Le parti a été pris de s’en tenir à ce nombre restreint de jardins. Multiplier les terrains faisait courir le risque de ne pouvoir faire de véritables observations participantes. Le choix a été d’allier l’observation physique des jardins, l’observation du quotidien des activités qui s’y déroulaient, la participation à celles-ci, à des entretiens informels, puis à des entretiens individuels formalisés.

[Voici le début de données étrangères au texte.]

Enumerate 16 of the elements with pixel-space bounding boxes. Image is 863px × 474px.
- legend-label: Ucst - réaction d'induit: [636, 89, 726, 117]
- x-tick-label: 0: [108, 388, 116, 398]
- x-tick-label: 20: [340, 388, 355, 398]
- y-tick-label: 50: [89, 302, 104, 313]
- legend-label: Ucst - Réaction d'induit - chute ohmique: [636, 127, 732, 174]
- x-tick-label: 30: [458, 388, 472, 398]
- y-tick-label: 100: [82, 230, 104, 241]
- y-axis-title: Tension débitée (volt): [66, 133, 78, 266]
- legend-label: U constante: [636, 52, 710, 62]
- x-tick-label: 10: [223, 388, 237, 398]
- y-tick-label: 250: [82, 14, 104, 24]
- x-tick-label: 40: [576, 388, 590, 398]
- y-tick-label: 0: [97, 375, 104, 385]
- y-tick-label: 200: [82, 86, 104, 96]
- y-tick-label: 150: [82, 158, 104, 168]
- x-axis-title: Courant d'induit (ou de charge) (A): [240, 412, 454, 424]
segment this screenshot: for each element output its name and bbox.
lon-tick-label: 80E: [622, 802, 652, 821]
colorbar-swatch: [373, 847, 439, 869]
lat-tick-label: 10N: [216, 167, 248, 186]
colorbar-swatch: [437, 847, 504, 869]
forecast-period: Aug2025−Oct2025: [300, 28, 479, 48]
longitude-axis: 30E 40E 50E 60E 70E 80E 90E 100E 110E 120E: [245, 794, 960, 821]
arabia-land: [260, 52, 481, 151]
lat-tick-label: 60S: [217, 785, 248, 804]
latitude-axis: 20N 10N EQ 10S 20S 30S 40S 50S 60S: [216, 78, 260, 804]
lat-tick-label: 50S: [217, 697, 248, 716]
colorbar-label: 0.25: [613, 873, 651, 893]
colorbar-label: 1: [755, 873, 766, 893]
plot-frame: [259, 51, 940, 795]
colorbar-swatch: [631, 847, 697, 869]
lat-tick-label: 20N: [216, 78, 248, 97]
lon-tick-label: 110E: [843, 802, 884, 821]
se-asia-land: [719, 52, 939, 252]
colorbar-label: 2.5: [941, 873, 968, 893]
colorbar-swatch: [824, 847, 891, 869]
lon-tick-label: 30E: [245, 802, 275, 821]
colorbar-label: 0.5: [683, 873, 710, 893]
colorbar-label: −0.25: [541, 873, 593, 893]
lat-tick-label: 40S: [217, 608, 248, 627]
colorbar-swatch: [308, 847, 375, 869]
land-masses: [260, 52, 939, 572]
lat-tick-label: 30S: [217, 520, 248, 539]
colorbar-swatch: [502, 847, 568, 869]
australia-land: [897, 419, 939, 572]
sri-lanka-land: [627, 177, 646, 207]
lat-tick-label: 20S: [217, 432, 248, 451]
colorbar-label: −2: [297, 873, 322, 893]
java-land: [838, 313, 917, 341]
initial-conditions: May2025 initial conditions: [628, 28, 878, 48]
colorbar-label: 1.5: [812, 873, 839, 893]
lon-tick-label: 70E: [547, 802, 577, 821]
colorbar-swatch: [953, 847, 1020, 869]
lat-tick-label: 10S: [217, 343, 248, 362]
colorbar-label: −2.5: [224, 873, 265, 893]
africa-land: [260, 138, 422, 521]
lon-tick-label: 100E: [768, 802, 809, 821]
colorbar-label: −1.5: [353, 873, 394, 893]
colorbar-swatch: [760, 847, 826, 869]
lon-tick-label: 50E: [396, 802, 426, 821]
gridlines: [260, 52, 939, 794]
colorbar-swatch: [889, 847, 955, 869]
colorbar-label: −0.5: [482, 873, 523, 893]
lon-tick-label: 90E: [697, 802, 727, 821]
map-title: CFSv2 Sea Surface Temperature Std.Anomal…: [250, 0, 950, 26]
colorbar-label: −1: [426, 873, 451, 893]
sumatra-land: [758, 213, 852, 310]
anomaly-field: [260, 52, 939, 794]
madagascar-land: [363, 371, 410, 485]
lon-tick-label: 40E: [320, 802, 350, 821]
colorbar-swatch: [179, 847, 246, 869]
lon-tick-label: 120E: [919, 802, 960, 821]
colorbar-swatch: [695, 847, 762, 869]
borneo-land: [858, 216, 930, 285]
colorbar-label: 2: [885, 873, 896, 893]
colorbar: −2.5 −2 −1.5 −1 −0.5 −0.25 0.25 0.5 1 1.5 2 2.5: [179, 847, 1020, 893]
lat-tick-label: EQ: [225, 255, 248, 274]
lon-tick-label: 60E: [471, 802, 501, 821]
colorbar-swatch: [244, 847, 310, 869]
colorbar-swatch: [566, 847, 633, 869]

Il est évident que les rencontres avec des jardiniers mieux disposés ont joué sur mes choix de jardins, ce qui reste un corollaire de l’enquête ethnographique. Je n’ai pas échappé à avoir des « informateurs privilégiés » au sein de chaque jardin. Mais ces observateurs m’ont aussi permis de créer des liens avec d’autres jardiniers. Ils n’ont pas été les seuls auprès de qui j’ai recueilli mes informations. J’ai justement accordé de l’importance à ne pas suivre uniquement les réseaux de connaissances de ces informateurs privilégiés afin d’échapper à une uniformisation des points de vue.

Le terrain a duré de septembre 2013 à novembre 2016.